Bessie spluttered and went puce.

They heard a noise from the pipe. Someone
was
behind Fatty!

It was the maniac Mrs Medlicott for sure. A mad woman with a gun!

They looked up at the pipe in terror. Something peeped out of the blackness.

It wasn’t a maniac. Or an English woman. It had an orange beak, and two beady eyes, a long neck and a fat belly. It was a huge white goose. It glared down at them, looking from side to side. Then it opened its beak and let out one hell of a racket.

“Help me out, will you? I’m getting stung to death, mun,” yelled Fatty from the depths of the stingies.

Billy and Iffy rushed towards him, all the while keeping a careful eye on the goose.

Fatty swore and yelped.

The goose got fed up and waddled back into the pipe.

“Who fired the gun? Did they try to kill you? You was lucky.”

Fatty didn’t answer. He was desperately trying to wriggle out of his T-shirt.

“Get me some dock leaves, quick. I’m fuckin’ pickled.”

Iffy and Billy snatched up armfuls of dock leaves, spat on them, and Fatty stuck them all over his belly. Iffy and Billy did his back for him. Bessie kept her hands firmly in her pockets and looked the other way.

He was covered in lumps and bumps. All over his arms and neck, up his back and round his ankles. Iffy thought it must have hurt like mad, but he didn’t even cry. He was lucky though. It was a wonder he hadn’t broken his neck the way he’d come out of that pipe and catapulted down the bank. He was like a cat with nine lives.

Thank God.

The sound of the ice-cream man’s bell clanged out, getting louder as he came up past Morrissey’s shop. Mr Zeraldo always made his last stop near the bridge, even when it was nearly dark.
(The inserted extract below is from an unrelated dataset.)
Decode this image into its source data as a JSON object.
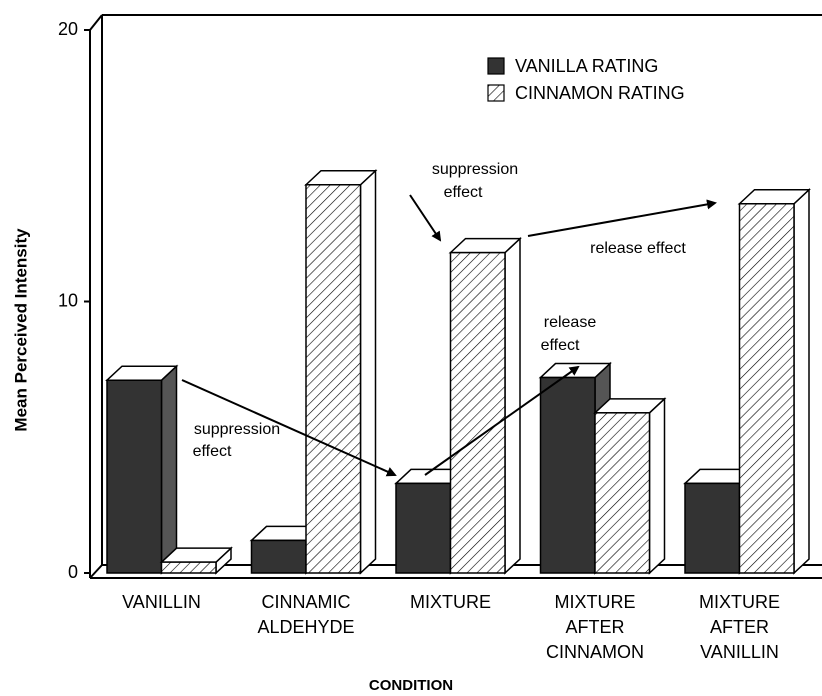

Mr Zeraldo was an Italian. He owned a café in town and he was the ice-cream man, too. He had a battered old van painted pink on the bottom half and cream on the top. Strawberry and vanilla. It had a bell, but nobody could tell what the tune was meant to be, it was just an awful racket.

Zeraldo’s was the best ice cream in the world: strawberry, vanilla, chocolate, tutti frutti. Wafers. Oysters. Tubs with wooden spoons that set your teeth on edge. Zeraldo’s ice cream had little slivers of ice in it that prickled the tongue.

Mr Zeraldo had been a prisoner in the war even though he hadn’t done anything except sell ice cream. He had been sent away to pick hops on a farm up near Worcester. Mr Zeraldo’s first name was Mario. He had gold teeth and wore a bracelet. The Italians had the best graves up in the cemetery – all photographs and flying angels.

Mr Zeraldo put raspberry sauce all over the top of a cornet, or choroiafe sauce and nuts. A chocolate flake if you were rich. If you didn’t have enough money Mr Zeraldo would give you a broken-off cornet and a little dollop of ice cream on it.

The sound of the bell came closer. Billy grabbed Iffy’s arm, pulling at her excitedly. He beckoned to Fatty and Bessie to follow.

They hurried back under the bridge and scrabbled up the bank.

Zeraldo was parked up above them on the bridge. The bell faded into an echo, only the soft hum of the engine could be heard.

Mr Zeraldo leant forward through the window of the van. He stared open-mouthed at Fatty. His gold teeth glinted merrily.